GM internal probe leaves critical questions unanswered


By Paul Lienert

DETROIT, June 5 (Reuters) - General Motors Chief Executive Mary Barra for weeks has deflected critical questions about the automaker's handling of a recall of cars linked to at least 13 deaths, saying she would wait for the results of a months-long internal investigation.

But those findings, by GM's outside counsel Anton Valukas of Jenner & Block, proved less than definitive when released on Thursday.

From early in the investigation of the recall, a key question has been why the company redesigned the defective ignition switch linked to crashes but did not follow industry practice of changing the part number at the same time. That omission slowed accident investigations.

During April congressional hearings, Barra was unable to explain the decision. Valukas addressed the circumstances surrounding the part change in detail, and mainly blamed switch designer Ray DeGiorgio, who was among the 15 employees dismissed by GM after the probe. But the report did not explain the decision. On Thursday, Barra said she couldn't speculate on the reason.

The 325-page report, described by Barra as "extremely thorough and brutally tough," was particularly critical of GM's legal department but said GM's top lawyer, General Counsel Michael Millikin, did not know details of the switch until this year.
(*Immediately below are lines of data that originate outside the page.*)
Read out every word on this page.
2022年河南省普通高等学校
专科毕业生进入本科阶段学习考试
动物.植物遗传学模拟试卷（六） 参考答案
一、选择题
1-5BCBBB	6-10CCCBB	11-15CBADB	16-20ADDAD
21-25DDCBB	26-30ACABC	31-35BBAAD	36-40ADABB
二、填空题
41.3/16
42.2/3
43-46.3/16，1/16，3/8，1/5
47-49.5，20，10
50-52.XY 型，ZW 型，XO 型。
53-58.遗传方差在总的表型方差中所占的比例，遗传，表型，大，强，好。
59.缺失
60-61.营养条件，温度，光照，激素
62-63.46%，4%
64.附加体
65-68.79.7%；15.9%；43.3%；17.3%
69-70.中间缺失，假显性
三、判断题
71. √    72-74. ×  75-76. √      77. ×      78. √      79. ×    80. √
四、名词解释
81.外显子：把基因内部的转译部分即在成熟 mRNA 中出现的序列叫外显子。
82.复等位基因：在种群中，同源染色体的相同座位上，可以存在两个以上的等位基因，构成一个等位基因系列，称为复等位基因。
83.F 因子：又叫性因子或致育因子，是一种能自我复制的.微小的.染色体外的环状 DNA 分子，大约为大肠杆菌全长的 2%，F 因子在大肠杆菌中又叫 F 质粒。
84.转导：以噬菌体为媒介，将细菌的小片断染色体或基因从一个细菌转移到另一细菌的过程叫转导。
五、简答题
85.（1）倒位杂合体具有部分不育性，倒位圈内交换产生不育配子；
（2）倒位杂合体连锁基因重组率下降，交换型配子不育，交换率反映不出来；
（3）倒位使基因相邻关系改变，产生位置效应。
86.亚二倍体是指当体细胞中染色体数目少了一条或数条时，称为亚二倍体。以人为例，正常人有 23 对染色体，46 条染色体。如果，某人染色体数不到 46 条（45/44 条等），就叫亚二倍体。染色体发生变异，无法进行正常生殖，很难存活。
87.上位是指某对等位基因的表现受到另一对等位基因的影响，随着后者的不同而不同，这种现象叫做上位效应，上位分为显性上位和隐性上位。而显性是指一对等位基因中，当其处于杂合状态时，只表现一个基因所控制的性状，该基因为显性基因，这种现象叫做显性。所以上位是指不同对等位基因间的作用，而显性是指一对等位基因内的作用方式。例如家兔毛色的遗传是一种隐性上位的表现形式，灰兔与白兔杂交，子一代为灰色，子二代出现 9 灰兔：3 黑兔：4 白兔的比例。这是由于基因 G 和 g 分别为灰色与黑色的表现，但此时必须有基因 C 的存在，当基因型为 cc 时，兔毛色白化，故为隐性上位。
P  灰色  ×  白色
One attorney, William Kemp, who worked for years on the switch issue, was asked why he waited until this February to tell his boss about it. "He could not explain why he did not raise it with Millikin earlier and in hindsight says he probably should have," the report concludes.

Barra on Thursday said Millikin, 65, remains general counsel. Kemp is among the 15 GM employees dismissed in the wake of the investigation, according to a GM source familiar with the situation. GM declined to make Millikin available.

Also left unanswered was what role Millikin played in the internal probe, if any. When Barra announced the start of the investigation in early March, GM said that Millikin would co-lead it with Valukas. Some observers questioned whether there was a conflict of interest. On Thursday, a GM spokesman said the report and the investigation were solely the work of Valukas and declined to explain why the company earlier had said Millikin would take part.

The report did not disclose the number of legal settlements GM has reached with families of crash victims, nor did it offer a final count on fatalities. GM on Thursday said lawyer Kenneth Feinberg, who is designing a victims compensation fund for GM, would determine the number of deaths linked to the switch.

Valukas said that GM engineers and lawyers for years didn't connect the defective switch with the safety issues surrounding non-deployment of air bags in Chevrolet Cobalts and Saturn Ions. But the report did not say on what basis GM attorneys approved legal settlements with victims' families.

Valukas also raised questions about the whereabouts of key paperwork from GM engineers and switch supplier Delphi, both of which were required to sign off on the design of the original ignition switch in 2002. The investigation confirmed that the switch did not meet GM's own performance specifications, but it said the approval form was missing from the files of GM as well as Delphi. Delphi was obligated to keep a copy, the report said. Delphi did not respond immediately to a request for comment.